Cash Flow Crisis or Sales Slump

Solutions To Solve The Problem



These days, slow sales seem to become a cash flow crisis rather quickly. After weathering the Great Recession, auto recycling businesses are still waiting for the sales volume to return to “normal” or at least predictable levels. New car sales are said to be back on track, which should in turn create an inventory of trade-ins, which should stimulate used car sales and thus force buyers to either scrap out project cars or seek used parts for repairs. But waiting for the trickledown effect can bring about a cash flow crisis. When researching solutions to the sales slump problem, the common denominator seems to be, (of course), reduce cost and increase sales; high school economics class all over again. But maybe a bit more innovation is required in the new millennium.

Reconnect With Existing Customers.

In our industry we may have become accustomed to reduced sales from reliable clients as their business is also slow. Since our products are “downstream” it may be time to re-engage and make a sales call or set lunch meeting with a longtime customer who hopefully is seeing an uptick in repair work.

Address Pricing Issues.

First, run sales or promotions and second, raise your prices. Despite the constant complaints about the price of normal goods, such as milk, bread, clothes, etc., many small business owners have not significantly reviewed their own pricing structures even when their suppliers have increased the cost of goods.

Leverage Assets.

Keep your business ready to do business. This tactic came down to two schools of thought, either sell some assets to create cash flow or leverage assets through borrowing if the slump seems short term. Most likely auto recycling facilities have already done this or “sold off their scrap metal to make payroll,” a quote I only wish I could attribute to just one speaker!

Dun & Bradstreet Credibility Corp. (http://creditsolutions.dnb.com) published an article by Dave Donovan that outlines five easy ways to increase cash flow. A couple worth mentioning are:

Use Business Debt Smartly.

While so many consider accruing business debt a bad thing, it can actually help cash flow needs. If you are sure that your sales slump is temporary, or you are experiencing an expected seasonal slump, then taking out a small-business loan or falling back on your business credit cards can help offset your sluggish cash flow until sales pick back up again. The key is to resolve the debt you accrue once the sales pick up. As long as you do that, your business credit and its debt should be just fi ne.

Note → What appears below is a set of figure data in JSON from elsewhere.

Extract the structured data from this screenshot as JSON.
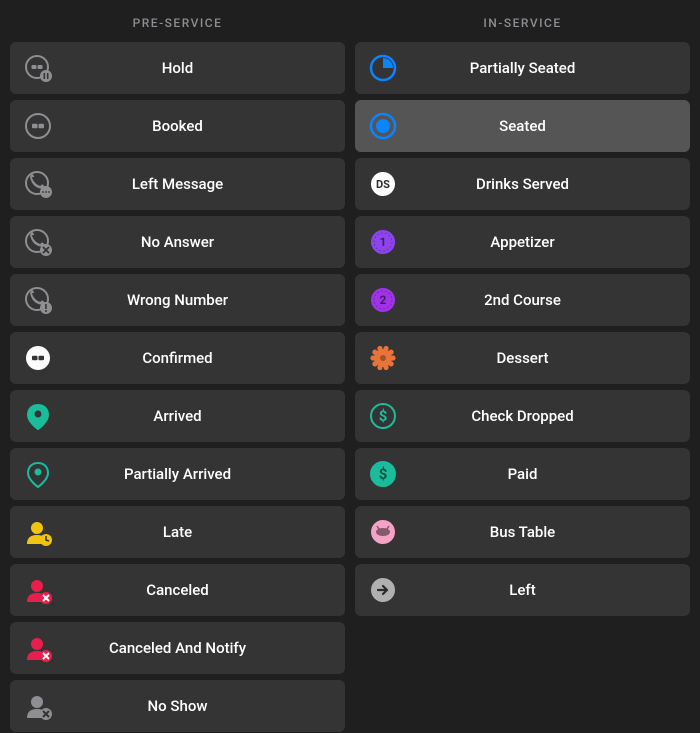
{
  "colors": {
    "page_bg": "#1f1f1f",
    "item_bg": "#343434",
    "item_bg_selected": "#555555",
    "header_text": "#8e8e93",
    "label_text": "#ffffff",
    "icon_gray": "#8e8e93",
    "icon_white": "#ffffff",
    "teal": "#1abc9c",
    "yellow": "#f1c40f",
    "red": "#ea1e4c",
    "blue": "#0a84ff",
    "purple": "#8e44ec",
    "purple2": "#a033e8",
    "orange": "#e8743b",
    "green": "#1abc9c",
    "pink": "#f4a2c5",
    "light_gray": "#b0b0b0",
    "dark_text": "#2b2b2b"
  },
  "columns": [
    {
      "header": "PRE-SERVICE",
      "items": [
        {
          "id": "hold",
          "label": "Hold",
          "icon": "hold",
          "selected": false
        },
        {
          "id": "booked",
          "label": "Booked",
          "icon": "booked",
          "selected": false
        },
        {
          "id": "left-message",
          "label": "Left Message",
          "icon": "left-message",
          "selected": false
        },
        {
          "id": "no-answer",
          "label": "No Answer",
          "icon": "no-answer",
          "selected": false
        },
        {
          "id": "wrong-number",
          "label": "Wrong Number",
          "icon": "wrong-number",
          "selected": false
        },
        {
          "id": "confirmed",
          "label": "Confirmed",
          "icon": "confirmed",
          "selected": false
        },
        {
          "id": "arrived",
          "label": "Arrived",
          "icon": "arrived",
          "selected": false
        },
        {
          "id": "partially-arrived",
          "label": "Partially Arrived",
          "icon": "partially-arrived",
          "selected": false
        },
        {
          "id": "late",
          "label": "Late",
          "icon": "late",
          "selected": false
        },
        {
          "id": "canceled",
          "label": "Canceled",
          "icon": "canceled",
          "selected": false
        },
        {
          "id": "canceled-notify",
          "label": "Canceled And Notify",
          "icon": "canceled-notify",
          "selected": false
        },
        {
          "id": "no-show",
          "label": "No Show",
          "icon": "no-show",
          "selected": false
        }
      ]
    },
    {
      "header": "IN-SERVICE",
      "items": [
        {
          "id": "partially-seated",
          "label": "Partially Seated",
          "icon": "partially-seated",
          "selected": false
        },
        {
          "id": "seated",
          "label": "Seated",
          "icon": "seated",
          "selected": true
        },
        {
          "id": "drinks-served",
          "label": "Drinks Served",
          "icon": "drinks-served",
          "selected": false
        },
        {
          "id": "appetizer",
          "label": "Appetizer",
          "icon": "appetizer",
          "selected": false
        },
        {
          "id": "2nd-course",
          "label": "2nd Course",
          "icon": "second-course",
          "selected": false
        },
        {
          "id": "dessert",
          "label": "Dessert",
          "icon": "dessert",
          "selected": false
        },
        {
          "id": "check-dropped",
          "label": "Check Dropped",
          "icon": "check-dropped",
          "selected": false
        },
        {
          "id": "paid",
          "label": "Paid",
          "icon": "paid",
          "selected": false
        },
        {
          "id": "bus-table",
          "label": "Bus Table",
          "icon": "bus-table",
          "selected": false
        },
        {
          "id": "left",
          "label": "Left",
          "icon": "left",
          "selected": false
        }
      ]
    }
  ]
}
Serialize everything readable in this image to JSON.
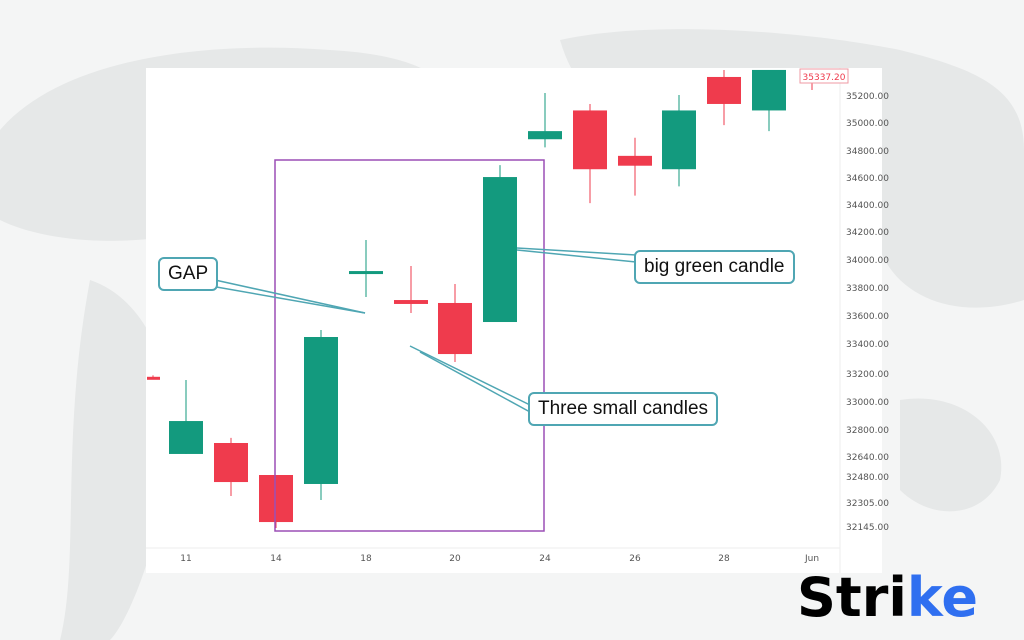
{
  "chart_data": {
    "type": "candlestick",
    "title": "",
    "xlabel": "",
    "ylabel": "",
    "grid": false,
    "colors": {
      "up": "#139a7e",
      "down": "#ef3b4d",
      "highlight_box": "#9b4fb5",
      "callout_border": "#4fa6b3",
      "logo_accent": "#2f6ff0"
    },
    "y_ticks": [
      "35200.00",
      "35000.00",
      "34800.00",
      "34600.00",
      "34400.00",
      "34200.00",
      "34000.00",
      "33800.00",
      "33600.00",
      "33400.00",
      "33200.00",
      "33000.00",
      "32800.00",
      "32640.00",
      "32480.00",
      "32305.00",
      "32145.00"
    ],
    "last_price_label": "35337.20",
    "x_tick_labels": [
      "11",
      "14",
      "18",
      "20",
      "24",
      "26",
      "28",
      "Jun"
    ],
    "candles": [
      {
        "o": 33180,
        "h": 33190,
        "l": 33165,
        "c": 33170
      },
      {
        "o": 32658,
        "h": 33157,
        "l": 32658,
        "c": 32864,
        "x_label": "11"
      },
      {
        "o": 32723,
        "h": 32753,
        "l": 32352,
        "c": 32446
      },
      {
        "o": 32496,
        "h": 32496,
        "l": 32138,
        "c": 32178,
        "x_label": "14"
      },
      {
        "o": 32433,
        "h": 33500,
        "l": 32325,
        "c": 33450
      },
      {
        "o": 33900,
        "h": 34143,
        "l": 33736,
        "c": 33921,
        "x_label": "18"
      },
      {
        "o": 33714,
        "h": 33957,
        "l": 33621,
        "c": 33686
      },
      {
        "o": 33693,
        "h": 33829,
        "l": 33280,
        "c": 33333,
        "x_label": "20"
      },
      {
        "o": 33557,
        "h": 34695,
        "l": 33557,
        "c": 34607
      },
      {
        "o": 34884,
        "h": 35222,
        "l": 34826,
        "c": 34942,
        "x_label": "24"
      },
      {
        "o": 35093,
        "h": 35141,
        "l": 34414,
        "c": 34665
      },
      {
        "o": 34764,
        "h": 34895,
        "l": 34469,
        "c": 34691,
        "x_label": "26"
      },
      {
        "o": 34665,
        "h": 35207,
        "l": 34538,
        "c": 35093
      },
      {
        "o": 35341,
        "h": 35393,
        "l": 34985,
        "c": 35141,
        "x_label": "28"
      },
      {
        "o": 35093,
        "h": 35393,
        "l": 34942,
        "c": 35393
      },
      {
        "o": 35393,
        "h": 35393,
        "l": 35244,
        "c": 35341,
        "x_label": "Jun"
      }
    ],
    "annotations": {
      "gap": "GAP",
      "big_candle": "big green candle",
      "small_candles": "Three small candles"
    }
  },
  "logo": {
    "text_main": "Stri",
    "text_accent": "ke",
    "full": "Strike"
  }
}
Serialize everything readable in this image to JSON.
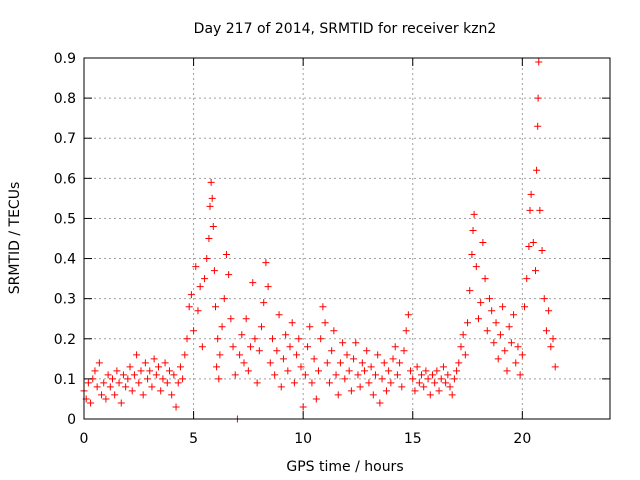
{
  "chart_data": {
    "type": "scatter",
    "title": "Day 217 of 2014, SRMTID for receiver kzn2",
    "xlabel": "GPS time / hours",
    "ylabel": "SRMTID / TECUs",
    "xlim": [
      0,
      24
    ],
    "ylim": [
      0,
      0.9
    ],
    "x_ticks": [
      0,
      5,
      10,
      15,
      20
    ],
    "y_ticks": [
      0,
      0.1,
      0.2,
      0.3,
      0.4,
      0.5,
      0.6,
      0.7,
      0.8,
      0.9
    ],
    "grid": true,
    "marker": "plus",
    "color": "#ff0000",
    "series": [
      {
        "name": "kzn2",
        "points": [
          [
            0.0,
            0.07
          ],
          [
            0.1,
            0.05
          ],
          [
            0.2,
            0.09
          ],
          [
            0.3,
            0.04
          ],
          [
            0.4,
            0.1
          ],
          [
            0.5,
            0.12
          ],
          [
            0.6,
            0.08
          ],
          [
            0.7,
            0.14
          ],
          [
            0.8,
            0.06
          ],
          [
            0.9,
            0.09
          ],
          [
            1.0,
            0.05
          ],
          [
            1.1,
            0.11
          ],
          [
            1.2,
            0.08
          ],
          [
            1.3,
            0.1
          ],
          [
            1.4,
            0.06
          ],
          [
            1.5,
            0.12
          ],
          [
            1.6,
            0.09
          ],
          [
            1.7,
            0.04
          ],
          [
            1.8,
            0.11
          ],
          [
            1.9,
            0.08
          ],
          [
            2.0,
            0.1
          ],
          [
            2.1,
            0.13
          ],
          [
            2.2,
            0.07
          ],
          [
            2.3,
            0.11
          ],
          [
            2.4,
            0.16
          ],
          [
            2.5,
            0.09
          ],
          [
            2.6,
            0.12
          ],
          [
            2.7,
            0.06
          ],
          [
            2.8,
            0.14
          ],
          [
            2.9,
            0.1
          ],
          [
            3.0,
            0.12
          ],
          [
            3.1,
            0.08
          ],
          [
            3.2,
            0.15
          ],
          [
            3.3,
            0.11
          ],
          [
            3.4,
            0.13
          ],
          [
            3.5,
            0.07
          ],
          [
            3.6,
            0.1
          ],
          [
            3.7,
            0.14
          ],
          [
            3.8,
            0.09
          ],
          [
            3.9,
            0.12
          ],
          [
            4.0,
            0.06
          ],
          [
            4.1,
            0.11
          ],
          [
            4.2,
            0.03
          ],
          [
            4.3,
            0.09
          ],
          [
            4.4,
            0.13
          ],
          [
            4.5,
            0.1
          ],
          [
            4.6,
            0.16
          ],
          [
            4.7,
            0.2
          ],
          [
            4.8,
            0.28
          ],
          [
            4.9,
            0.31
          ],
          [
            5.0,
            0.22
          ],
          [
            5.1,
            0.38
          ],
          [
            5.2,
            0.27
          ],
          [
            5.3,
            0.33
          ],
          [
            5.4,
            0.18
          ],
          [
            5.5,
            0.35
          ],
          [
            5.6,
            0.4
          ],
          [
            5.7,
            0.45
          ],
          [
            5.75,
            0.53
          ],
          [
            5.8,
            0.59
          ],
          [
            5.85,
            0.55
          ],
          [
            5.9,
            0.48
          ],
          [
            5.95,
            0.37
          ],
          [
            6.0,
            0.28
          ],
          [
            6.05,
            0.13
          ],
          [
            6.1,
            0.2
          ],
          [
            6.15,
            0.1
          ],
          [
            6.2,
            0.16
          ],
          [
            6.3,
            0.23
          ],
          [
            6.4,
            0.3
          ],
          [
            6.5,
            0.41
          ],
          [
            6.6,
            0.36
          ],
          [
            6.7,
            0.25
          ],
          [
            6.8,
            0.18
          ],
          [
            6.9,
            0.11
          ],
          [
            7.0,
            0.0
          ],
          [
            7.1,
            0.16
          ],
          [
            7.2,
            0.21
          ],
          [
            7.3,
            0.14
          ],
          [
            7.4,
            0.25
          ],
          [
            7.5,
            0.12
          ],
          [
            7.6,
            0.18
          ],
          [
            7.7,
            0.34
          ],
          [
            7.8,
            0.2
          ],
          [
            7.9,
            0.09
          ],
          [
            8.0,
            0.17
          ],
          [
            8.1,
            0.23
          ],
          [
            8.2,
            0.29
          ],
          [
            8.3,
            0.39
          ],
          [
            8.4,
            0.33
          ],
          [
            8.5,
            0.14
          ],
          [
            8.6,
            0.2
          ],
          [
            8.7,
            0.11
          ],
          [
            8.8,
            0.17
          ],
          [
            8.9,
            0.26
          ],
          [
            9.0,
            0.08
          ],
          [
            9.1,
            0.15
          ],
          [
            9.2,
            0.21
          ],
          [
            9.3,
            0.12
          ],
          [
            9.4,
            0.18
          ],
          [
            9.5,
            0.24
          ],
          [
            9.6,
            0.09
          ],
          [
            9.7,
            0.16
          ],
          [
            9.8,
            0.2
          ],
          [
            9.9,
            0.13
          ],
          [
            10.0,
            0.03
          ],
          [
            10.1,
            0.11
          ],
          [
            10.2,
            0.18
          ],
          [
            10.3,
            0.23
          ],
          [
            10.4,
            0.09
          ],
          [
            10.5,
            0.15
          ],
          [
            10.6,
            0.05
          ],
          [
            10.7,
            0.12
          ],
          [
            10.8,
            0.2
          ],
          [
            10.9,
            0.28
          ],
          [
            11.0,
            0.24
          ],
          [
            11.1,
            0.14
          ],
          [
            11.2,
            0.09
          ],
          [
            11.3,
            0.17
          ],
          [
            11.4,
            0.22
          ],
          [
            11.5,
            0.11
          ],
          [
            11.6,
            0.06
          ],
          [
            11.7,
            0.14
          ],
          [
            11.8,
            0.19
          ],
          [
            11.9,
            0.1
          ],
          [
            12.0,
            0.16
          ],
          [
            12.1,
            0.12
          ],
          [
            12.2,
            0.07
          ],
          [
            12.3,
            0.15
          ],
          [
            12.4,
            0.19
          ],
          [
            12.5,
            0.11
          ],
          [
            12.6,
            0.08
          ],
          [
            12.7,
            0.14
          ],
          [
            12.8,
            0.12
          ],
          [
            12.9,
            0.17
          ],
          [
            13.0,
            0.09
          ],
          [
            13.1,
            0.13
          ],
          [
            13.2,
            0.06
          ],
          [
            13.3,
            0.11
          ],
          [
            13.4,
            0.16
          ],
          [
            13.5,
            0.04
          ],
          [
            13.6,
            0.1
          ],
          [
            13.7,
            0.14
          ],
          [
            13.8,
            0.07
          ],
          [
            13.9,
            0.12
          ],
          [
            14.0,
            0.09
          ],
          [
            14.1,
            0.15
          ],
          [
            14.2,
            0.18
          ],
          [
            14.3,
            0.11
          ],
          [
            14.4,
            0.14
          ],
          [
            14.5,
            0.08
          ],
          [
            14.6,
            0.17
          ],
          [
            14.7,
            0.22
          ],
          [
            14.8,
            0.26
          ],
          [
            14.9,
            0.12
          ],
          [
            15.0,
            0.1
          ],
          [
            15.1,
            0.07
          ],
          [
            15.2,
            0.13
          ],
          [
            15.3,
            0.09
          ],
          [
            15.4,
            0.11
          ],
          [
            15.5,
            0.08
          ],
          [
            15.6,
            0.12
          ],
          [
            15.7,
            0.1
          ],
          [
            15.8,
            0.06
          ],
          [
            15.9,
            0.11
          ],
          [
            16.0,
            0.09
          ],
          [
            16.1,
            0.12
          ],
          [
            16.2,
            0.07
          ],
          [
            16.3,
            0.1
          ],
          [
            16.4,
            0.13
          ],
          [
            16.5,
            0.09
          ],
          [
            16.6,
            0.11
          ],
          [
            16.7,
            0.08
          ],
          [
            16.8,
            0.06
          ],
          [
            16.9,
            0.1
          ],
          [
            17.0,
            0.12
          ],
          [
            17.1,
            0.14
          ],
          [
            17.2,
            0.18
          ],
          [
            17.3,
            0.21
          ],
          [
            17.4,
            0.16
          ],
          [
            17.5,
            0.24
          ],
          [
            17.6,
            0.32
          ],
          [
            17.7,
            0.41
          ],
          [
            17.75,
            0.47
          ],
          [
            17.8,
            0.51
          ],
          [
            17.9,
            0.38
          ],
          [
            18.0,
            0.25
          ],
          [
            18.1,
            0.29
          ],
          [
            18.2,
            0.44
          ],
          [
            18.3,
            0.35
          ],
          [
            18.4,
            0.22
          ],
          [
            18.5,
            0.3
          ],
          [
            18.6,
            0.27
          ],
          [
            18.7,
            0.19
          ],
          [
            18.8,
            0.24
          ],
          [
            18.9,
            0.15
          ],
          [
            19.0,
            0.21
          ],
          [
            19.1,
            0.28
          ],
          [
            19.2,
            0.17
          ],
          [
            19.3,
            0.12
          ],
          [
            19.4,
            0.23
          ],
          [
            19.5,
            0.19
          ],
          [
            19.6,
            0.26
          ],
          [
            19.7,
            0.14
          ],
          [
            19.8,
            0.18
          ],
          [
            19.9,
            0.11
          ],
          [
            20.0,
            0.16
          ],
          [
            20.1,
            0.28
          ],
          [
            20.2,
            0.35
          ],
          [
            20.3,
            0.43
          ],
          [
            20.35,
            0.52
          ],
          [
            20.4,
            0.56
          ],
          [
            20.5,
            0.44
          ],
          [
            20.6,
            0.37
          ],
          [
            20.65,
            0.62
          ],
          [
            20.7,
            0.73
          ],
          [
            20.72,
            0.8
          ],
          [
            20.75,
            0.89
          ],
          [
            20.8,
            0.52
          ],
          [
            20.9,
            0.42
          ],
          [
            21.0,
            0.3
          ],
          [
            21.1,
            0.22
          ],
          [
            21.2,
            0.27
          ],
          [
            21.3,
            0.18
          ],
          [
            21.4,
            0.2
          ],
          [
            21.5,
            0.13
          ]
        ]
      }
    ]
  }
}
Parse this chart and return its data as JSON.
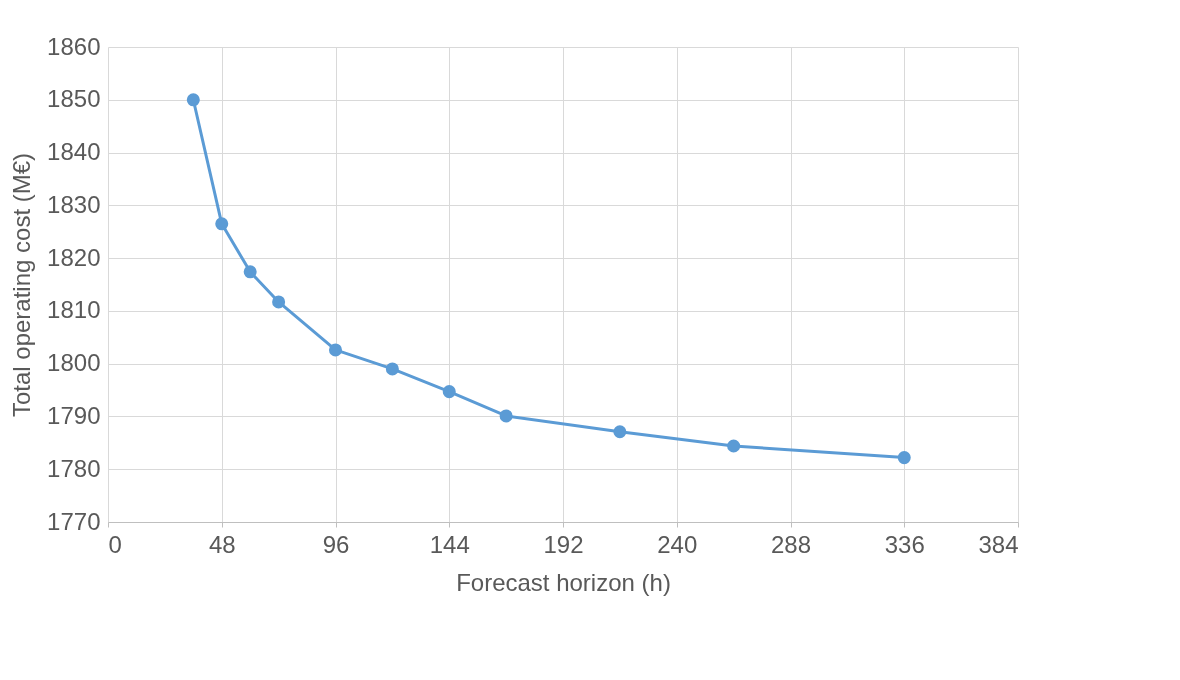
{
  "chart_data": {
    "type": "line",
    "xlabel": "Forecast horizon  (h)",
    "ylabel": "Total operating cost (M€)",
    "x": [
      36,
      48,
      60,
      72,
      96,
      120,
      144,
      168,
      216,
      264,
      336
    ],
    "series": [
      {
        "color": "#5b9bd5",
        "values": [
          1850,
          1826.5,
          1817.4,
          1811.7,
          1802.6,
          1799,
          1794.7,
          1790.1,
          1787.1,
          1784.4,
          1782.2
        ]
      }
    ],
    "xlim": [
      0,
      384
    ],
    "xticks": [
      0,
      48,
      96,
      144,
      192,
      240,
      288,
      336,
      384
    ],
    "ylim": [
      1770,
      1860
    ],
    "yticks": [
      1770,
      1780,
      1790,
      1800,
      1810,
      1820,
      1830,
      1840,
      1850,
      1860
    ],
    "grid": true,
    "marker": "circle",
    "line_style": "solid"
  }
}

Incorporate More Package Deals.

Consider incorporating package deals to make them more attractive and cost-effective for your customers. For instance, bundle together some of your top-selling products and offer them at a discount price.

The website Small Business Trends, (http://smallbiztrends.com), also posted an article on how improve cash flow, based on the ideas from the Young Entrepreneur Council (YEC). Some of the top 10 answers include:

Eliminate Unnecessary Expenses.

Comb through bank statements and eliminate the reoccurring expenses that don’t drive value.

Consolidate Vendors.

Bundle whenever possible. You can consolidate both the small and large items for savings.

Restructure Salaries.

Restructure salaries to a lower base with a higher bonus or commission payout. You’ll incentivize your employees to meet goals, focus on the company’s success and decrease your expenses.

Ask For Upfront Payments.

Instead of allowing customers to pay half upfront, half later, ask for the full payment upfront. There’s a chance most customers won’t care about the change and you’ll have a steady flow of cash.

 This article appeared in the January / February 2014 IAR Recyclers News Press. It was compiled by Sue Schauls, IAR executive director.